The doula arrived just when we really needed help dealing with my increasing pain and nervousness. When she came in, she asked me, in a quiet confident voice, if I was ready to start working hard. I realized that I was ready -- and also that I was no longer worried. I was in the labor zone. The pain was something separate from me, and with intense mental and physical concentration I could let it wash over me and disappear. Now I become what they call an unreliable narrator. I barely opened my eyes, didn't make eye contact with anyone else, didn't time my contractions, never looked at a clock, and devoted all my focus to moaning low round tones and relaxing into each contraction. Whenever my exhalations became too high-pitched or tight, the doula reminded me to open up and to make my voice deep. It totally helped. I did it for the next eight hours.
5:00 p.m.
My entire family (mother, father, sister, brother, and his girlfriend!) arrived. It took them a while to get comfortable with our laboring, but eventually my mom and sister joined us. The doula kept us all moving from room to room every hour or so; each time it took about an hour of repeated suggesting and convincing to get me to move! I liked to find one position that worked for me and just stay in it -- which meant that the contractions became milder and easier to tame. The doula wanted to keep my labor progressing, so every time I got too comfortable she made me move, which really stepped up the intensity of the contractions. (She didn't let me get exhausted though, as she gave me plenty of chances to rest and catch my breath. She also made sure that I peed and drank some revolting hydrating drink every hour.)
6:00 p.m.
I spent several hours sitting perched on the counter in the hall bathroom, leaning forward on Craig (or my mom), with the doula (or my sister) sitting on the toilet rubbing my lower back. (They took turns.) When this eventually became too comfortable for me, again the doula encouraged me to move. She had to strongly encourage me to move, or I would have stayed in that bathroom for the rest of my life. We all lurched down the hall to the bedroom. Throughout my labor I felt the contractions in my lower abdomen, then radiating around my sides to my lower back. I never felt them any higher than my navel. I also couldn't stand to have any pressure on my midsection, not even someone touching it -- it intensified the pain. (I was very unhappy at the hospital when they finally did strap the fetal monitor around me.)
8:30 p.m.
When we got to the bedroom, we finally called my doctor. (My mother, who had been timing my contractions without telling me, had wanted us to call for the last few hours.) The doctor wanted to talk to me directly, but after I could only converse with her for a scant minute before I dropped the phone during a contraction, she said we could come to the hospital at any time.
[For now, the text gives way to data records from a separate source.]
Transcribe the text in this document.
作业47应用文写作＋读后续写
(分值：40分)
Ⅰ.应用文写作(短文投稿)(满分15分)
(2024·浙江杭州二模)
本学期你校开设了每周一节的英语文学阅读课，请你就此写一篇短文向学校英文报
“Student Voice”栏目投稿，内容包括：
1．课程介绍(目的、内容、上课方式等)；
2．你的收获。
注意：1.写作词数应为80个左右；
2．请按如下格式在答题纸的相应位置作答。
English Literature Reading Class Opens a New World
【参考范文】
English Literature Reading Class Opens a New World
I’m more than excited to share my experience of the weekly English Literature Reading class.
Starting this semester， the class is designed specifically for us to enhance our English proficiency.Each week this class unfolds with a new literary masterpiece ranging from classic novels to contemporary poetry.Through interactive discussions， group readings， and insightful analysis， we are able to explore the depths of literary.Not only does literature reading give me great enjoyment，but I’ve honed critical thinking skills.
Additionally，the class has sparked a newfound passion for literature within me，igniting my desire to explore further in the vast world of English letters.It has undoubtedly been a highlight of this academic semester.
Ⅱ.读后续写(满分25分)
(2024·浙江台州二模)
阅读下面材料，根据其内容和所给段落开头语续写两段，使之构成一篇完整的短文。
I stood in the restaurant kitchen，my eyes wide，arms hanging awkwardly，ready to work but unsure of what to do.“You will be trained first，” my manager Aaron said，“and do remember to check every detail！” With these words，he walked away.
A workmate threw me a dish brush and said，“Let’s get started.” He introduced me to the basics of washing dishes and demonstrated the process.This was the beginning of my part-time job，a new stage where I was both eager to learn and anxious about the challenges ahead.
But I wasn't ready yet. I didn't want to go.
Partly I was afraid that upon examination, they'd say I wasn't that far along, and I would have been heartbroken to learn that many hours of hard, hard work were for nothing. Partly I dreaded changing position, since it increased the intensity of my labor, and I knew that the long walk down the hall and out to the car would be a killer. And partly I was so totally out-of-it that I simply wasn't capable of making a rational decision. So we stayed in the bedroom. Everyone was willing to believe me when I said we didn't need to go, I guess, or else no one wanted to argue with a woman in labor who was dead-set against going to the hospital.
As a side note, do you think that this account seems strangely absent of one important element: the baby? You're right. I was so focused on labor, I very nearly forgot that there was even going to be an Isaac at the end of it. I can't believe it now. If I knew how wonderful he was going to be, I would have been thinking about him every second of my labor. Maybe that would have made it harder?